Tag Archives: logicomix

mini book reviews, part 1 (of 3)

Pygmy, by Chuck Palahniuk
an uneasy 4 stars

i’ve been on a little chuck palahniuk kick lately. but, after this one, i need a break. pygmy is the fictitious autobiography (written as journal entries) of a foreign exchange student from an unmentioned totalitarian country, who, along with a dozen or so others, arrive in the u.s. for what appears to be a wonderful cultural exchange. but their presence is actually part of an intricate master terrorist plan to lay waste to this decadent nation. brutal, over-the-top dark, and chock-full of horribly distasteful observations and situations, pygmy comes to live in a world of (intentionally) two-dimmensional idiots, full of every excess and stereotype one can imagine. as with other palahniuk narratives, the book is more about commentary than it is about story. it’s a painful dismantling of whatever middle class american life would be if all the extremes of media stereotypes were actually true. everyone is perverse and ugly in some way, including the narrator. however, as easy as it is, most of the time, to sidestep the commentary by distancing oneself from the horrible characters, there are regular kernels of “ooh, there’s some veracity to that” that are both sobering and startling.
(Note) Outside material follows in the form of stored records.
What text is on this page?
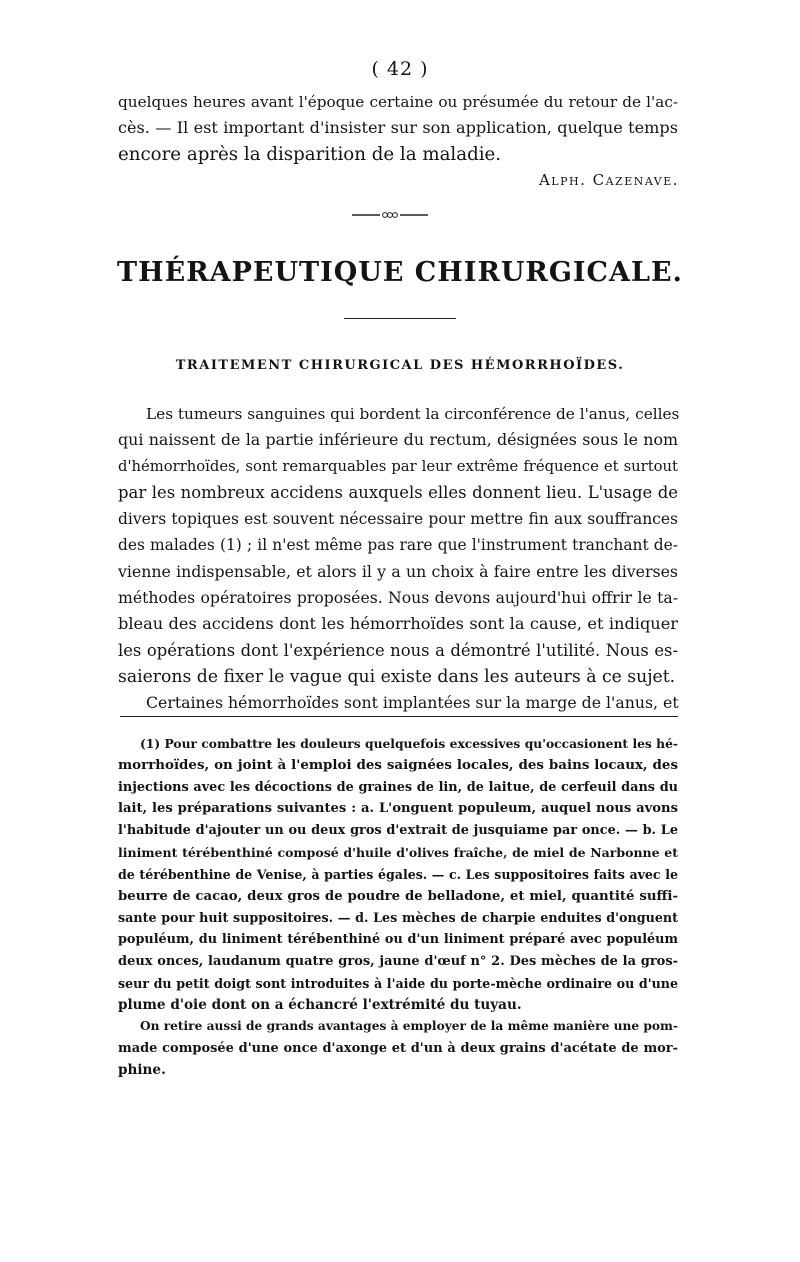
( 42 )
quelques heures avant l'époque certaine ou présumée du retour de l'ac-
cès. — Il est important d'insister sur son application, quelque temps
encore après la disparition de la maladie.
Alph. Cazenave.
THÉRAPEUTIQUE CHIRURGICALE.
TRAITEMENT CHIRURGICAL DES HÉMORRHOÏDES.
Les tumeurs sanguines qui bordent la circonférence de l'anus, celles
qui naissent de la partie inférieure du rectum, désignées sous le nom
d'hémorrhoïdes, sont remarquables par leur extrême fréquence et surtout
par les nombreux accidens auxquels elles donnent lieu. L'usage de
divers topiques est souvent nécessaire pour mettre fin aux souffrances
des malades (1) ; il n'est même pas rare que l'instrument tranchant de-
vienne indispensable, et alors il y a un choix à faire entre les diverses
méthodes opératoires proposées. Nous devons aujourd'hui offrir le ta-
bleau des accidens dont les hémorrhoïdes sont la cause, et indiquer
les opérations dont l'expérience nous a démontré l'utilité. Nous es-
saierons de fixer le vague qui existe dans les auteurs à ce sujet.
Certaines hémorrhoïdes sont implantées sur la marge de l'anus, et
(1) Pour combattre les douleurs quelquefois excessives qu'occasionent les hé-
morrhoïdes, on joint à l'emploi des saignées locales, des bains locaux, des
injections avec les décoctions de graines de lin, de laitue, de cerfeuil dans du
lait, les préparations suivantes : a. L'onguent populeum, auquel nous avons
l'habitude d'ajouter un ou deux gros d'extrait de jusquiame par once. — b. Le
liniment térébenthiné composé d'huile d'olives fraîche, de miel de Narbonne et
de térébenthine de Venise, à parties égales. — c. Les suppositoires faits avec le
beurre de cacao, deux gros de poudre de belladone, et miel, quantité suffi-
sante pour huit suppositoires. — d. Les mèches de charpie enduites d'onguent
populéum, du liniment térébenthiné ou d'un liniment préparé avec populéum
deux onces, laudanum quatre gros, jaune d'œuf n° 2. Des mèches de la gros-
seur du petit doigt sont introduites à l'aide du porte-mèche ordinaire ou d'une
plume d'oie dont on a échancré l'extrémité du tuyau.
On retire aussi de grands avantages à employer de la même manière une pom-
made composée d'une once d'axonge et d'un à deux grains d'acétate de mor-
phine.
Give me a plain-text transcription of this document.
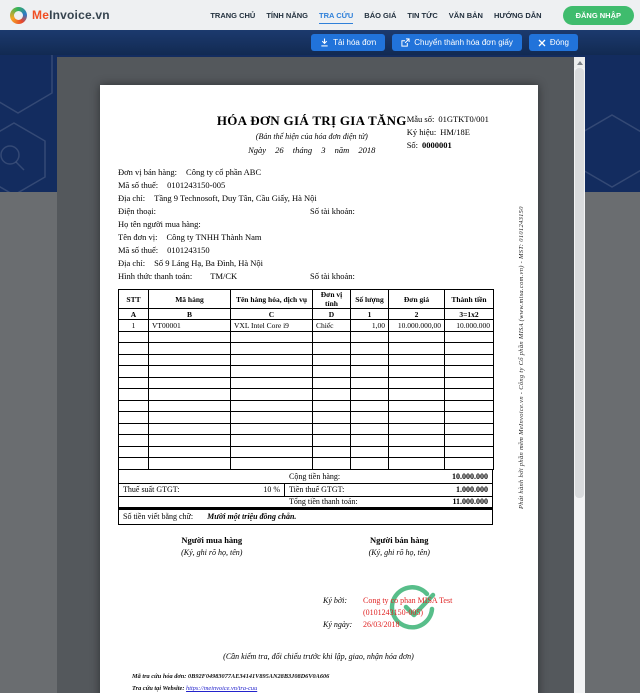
MeInvoice.vn	TRANG CHỦ TÍNH NĂNG TRA CỨU BÁO GIÁ TIN TỨC VĂN BẢN HƯỚNG DẪN	ĐĂNG NHẬP
Tải hóa đơn	Chuyển thành hóa đơn giấy	Đóng
HÓA ĐƠN GIÁ TRỊ GIA TĂNG
(Bản thể hiện của hóa đơn điện tử)
Ngày 26 tháng 3 năm 2018
Mẫu số: 01GTKT0/001
Ký hiệu: HM/18E
Số: 0000001
Đơn vị bán hàng: Công ty cổ phần ABC
Mã số thuế: 0101243150-005
Địa chỉ: Tầng 9 Technosoft, Duy Tân, Cầu Giấy, Hà Nội
Điện thoại:	Số tài khoản:
Họ tên người mua hàng:
Tên đơn vị: Công ty TNHH Thành Nam
Mã số thuế: 0101243150
Địa chỉ: Số 9 Láng Hạ, Ba Đình, Hà Nội
Hình thức thanh toán: TM/CK	Số tài khoản:
STT	Mã hàng	Tên hàng hóa, dịch vụ	Đơn vị tính	Số lượng	Đơn giá	Thành tiền
A	B	C	D	1	2	3=1x2
1	VT00001	VXL Intel Core i9	Chiếc	1,00	10.000.000,00	10.000.000

Cộng tiền hàng:	10.000.000
Thuế suất GTGT:	10 % Tiền thuế GTGT:	1.000.000
Tổng tiền thanh toán:	11.000.000
Số tiền viết bằng chữ: Mười một triệu đồng chẵn.
Người mua hàng
(Ký, ghi rõ họ, tên)
Người bán hàng
(Ký, ghi rõ họ, tên)
Ký bởi:	Cong ty co phan MISA Test
(0101243150-005)
Ký ngày:	26/03/2018
(Cần kiểm tra, đối chiếu trước khi lập, giao, nhận hóa đơn)
Mã tra cứu hóa đơn: 0B92F04983077AE34141V895AN28B3J08D6V0A606
Tra cứu tại Website: https://meinvoice.vn/tra-cuu
Phát hành bởi phần mềm MeInvoice.vn - Công ty Cổ phần MISA (www.misa.com.vn) - MST: 0101243150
180: Stories of People Who Changed Their Lives by Changing Their Minds, by multiple authors
3 stars

full disclosure: i wrote a chapter in this book. it’s a collection of many (a few too many) voices, writing short chapters on one way they changed their minds (in the best chapters, you see the actual process of how and why they changed their minds). multi-author collections like this rarely do well in publishing; and, about a third of the way through this book, you’ll get a sense why: there’s just not enough of a directional thread to take the reader somewhere. some of the chapters are fantastic, some are a significant misfire (and should have been cut), and many are good enough. that said, by the time i got to the end, i was digging the book. i got past the tedium of “one more…,” one more…,” and grew to appreciate the point of the whole thing: changing our minds, lives, beliefs, and realities is necessary, as is holding loosely to those things we’re so confident of (even waiting with anticipation of what god’s spirit will reveal to us next about what or how we need to change). reading sample after sample of that process had a cumulative affect of readying me for whatever change might be around the corner.

Logicomix: An Epic Search for Truth, by Apostolos Doxiadis and Christos H. Papadimitriou (Authors), Alecos Papadatos and Annie Di Donna (Illustrators)
5 stars

ok, seriously — who would have thought that a graphic novel about the life and ideas of bertrand russell could be so good? c’mon! this is no comic book, kiddies; but the illustrations are still awesome, and the graphic approach made me not want to put down a book on a subject i otherwise wouldn’t have picked up. a bit of math history, a fairly complete history of the study of logic, and an exploration into the relationship between the pursuit of certainty and the (shouldn’t be) surprising commonality of madness in those who pursue it, all wrapped up in a real life story. the authors throw in a few very inventive devices — like, pulling back the curtain on their own discussion during the development of the book, with pages given to those “but wait” and “where should we go next” conversations. all in all, i felt like i learned some stuff about math, logic, history, philosophy, and bertrand russell — and i liked it. what more could one ask of a book about the history of logic?